Come è mai possibile che, nel costruire i nuovi grattacieli, si sia lasciata la stazione di Porta Garibaldi in una specie di buca infame, di difficile accesso e senza neanche un parcheggio decente per i taxi? Com’è mai possibile che sia stata lasciato intatto il pseudo tunnel automobilistico, terrore dei pedoni e delle biciclette, che inizia con una curva a gomito nella zona Garibaldi? Perché non è stato demolito il mezzo sovrappasso che finisce nel nulla, davanti alla stazione stessa? Perché la zona non è stata livellata?

I milanesi si troveranno per decenni in casa una zona disastrata, non adatta né ai pedoni, né alle biciclette, né alle auto, né ai mezzi pubblici. Anche la decisione di costruire la Piazza Gae Aulenti sopraelevata, sia pure con le scale mobili, rende la zona meno vivibile. Forse detta Piazza è il Paradiso, e la Stazione Porta Genova l’Inferno, cui si scende con disgusto? Forse si è voluto tenere Piazza Gae Aulenti sopraelevata per scoraggiare la sosta notturna dei possibili disperati, come quelli che oggi dormono nei cartoni in via Vittor Pisani?

Sono sicuro che ai tempi dell’ingegner Beruto si sarebbe trovata una soluzione – appunto, urbanistica – per consentire una migliore fruizione collettiva di questa zona. O si è seguito il criterio che si usava una volta a Napoli (stigmatizzato da Rosi nel film: “Le mani sulla città”) dove il Comune dava i permessi di costruzione per il Vomero e autorizzava la cementificazione all’interno delle ex vigne (tali erano gli appezzamenti sul Vomero), senza curarsi che vi fossero strade di accesso e interne adeguate al volume di traffico (persone, auto, merci, ecc.). così che poi i costi di congestione e i danni per la viabilità adeguata erano trasferiti ai cittadini? È già passato il ricordo della recente inondazione di questa zona, mal sistemata, in occasione di un forte temporale?

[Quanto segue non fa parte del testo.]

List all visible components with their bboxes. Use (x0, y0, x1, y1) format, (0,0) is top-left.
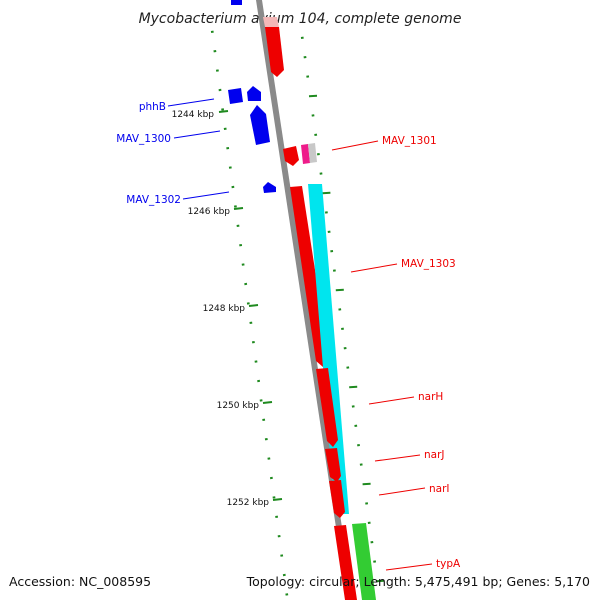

I giornali hanno beatificato gli/le “archistar” per delle costruzioni spesso copiate da altri contesti (Dubai, ecc.) ma la viabilistica e il decoro d’insieme sono pessimi (a danno dei milanesi) e tali rimarranno per decenni. Molto meglio erano i nostri bisnonni Beruto, Alemagna, Beltrami, e così via. Quelli erano veri urbanisti; i nostri “archistar” sono paragonabili ai geometri che costruivano i monumenti funebri (copiati da altri) nei cimiteri, incuranti dell’effetto di insieme. Brutta gente, divenuta ricca e potente a spese di Milano. Quando Michelangelo progettava la sistemazione del Campidoglio, o De Santis Piazza di Spagna, quelli sì che erano architetti e urbanisti! Come mai non hanno fatto le loro proposte al Comune per la buona sistemazione della zona e invece, hanno accettato che i loro”capolavori” fossero inseriti in un contesto così inadeguato? Non si costruisce un palazzo nel mezzo di una concimaia e di una “favela” senza risanarne l’insieme.